I haven’t had a joint lunch with Robin Hanson and Tyler Cowen for two weeks, but we’re having a substitute meal (minus food) in the MR comments section.
Tyler:
Income distribution thus depends on the balance between technological progress and access to college and postgraduate study. The problem isn’t so much capitalism as it is that American lower education does not prepare enough people to receive gains from American higher education.
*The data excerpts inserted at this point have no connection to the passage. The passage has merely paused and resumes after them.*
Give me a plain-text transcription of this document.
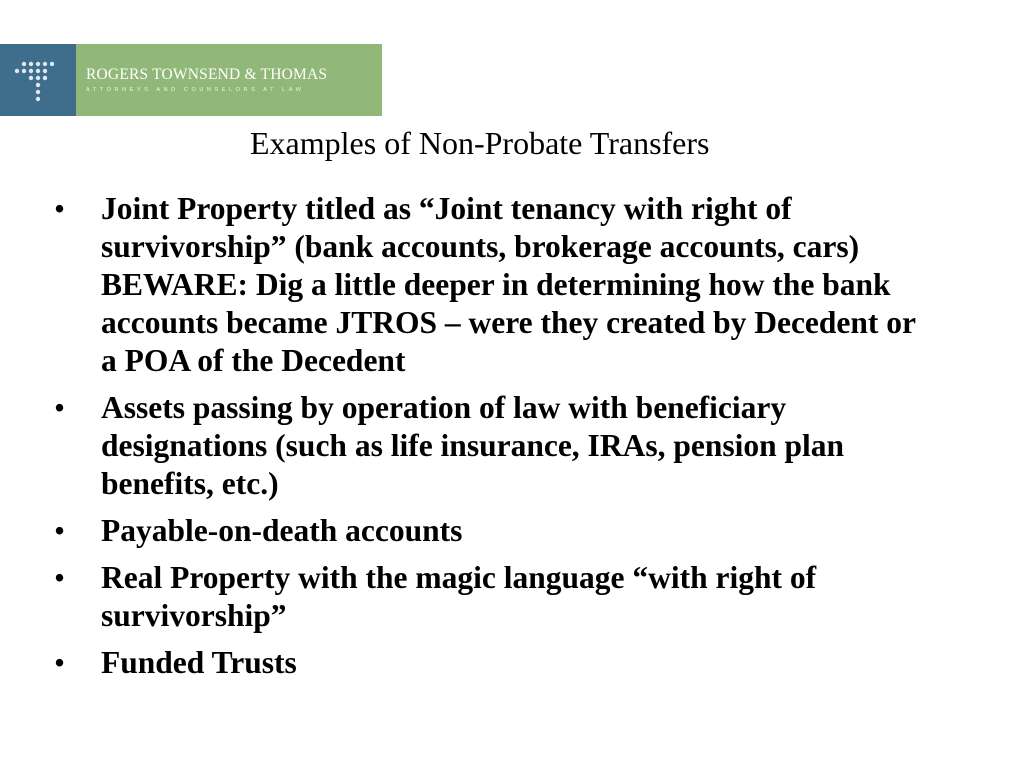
ROGERS TOWNSEND & THOMAS
ATTORNEYS AND COUNSELORS AT LAW
Examples of Non-Probate Transfers
•	Joint Property titled as “Joint tenancy with right of survivorship” (bank accounts, brokerage accounts, cars) BEWARE: Dig a little deeper in determining how the bank accounts became JTROS – were they created by Decedent or a POA of the Decedent
•	Assets passing by operation of law with beneficiary designations (such as life insurance, IRAs, pension plan benefits, etc.)
•	Payable-on-death accounts
•	Real Property with the magic language “with right of survivorship”
•	Funded Trusts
Bottlenecks currently keep more individuals from improving their education…
Robin:
What, not even a passing mention of the signaling theory of education? These private gains to education need not correspond to much net social gain. Tyler knows better, but as with his articles on health care, Tyler clearly expects that his NYT audience would prefer not to hear about such “cynical” considerations.
Tyler:
Robin, the studies cited in my post attempt to control for signaling and estimate the returns to education holding type constant. Their “natural experiments” are pretty good, albeit not perfect. Note, however, that these are marginal returns for people on the cusp of going to college. Signaling still might be more important inframarginally.
Me:
Only a tiny number of studies control for signaling. Many DO try to control for ability bias, but that’s a totally distinct issue, as I explain here:
READER COMMENTS
Floccina
May 18 2007 at 9:32am
How about some discussion of the other side of the equation for example could teaching probability help a person avoid state lotteries and lead to and increased accumulation of wealth? How about if people were taught how to buy a car without getting ripped off (check the Kelly blue book first)? How about if people were drilled on compounding interest?
I had physics Professor in college who debunked karate, that may have saved some people money.
Mr. Econotarian
May 18 2007 at 10:42am
I think the signaling will differ by major.
For example, there is pretty much no alternative to learn how to become an electrical engineer than to go to college because the kind of courses you need (like field/matter/waves) just are not taught outside college, are not easy to pick up from books alone, and the courses tightly interwine with physics and math knowledge in a rigorous way that takes intense concentration.
On the other hand, there probably are some software engineers who learned programing on their own spending many hours on the computer, read Knuth’s algorithm books, and maybe took an software development lifecycle course outside of a college. They may already have “years of experience” writing popular open source software.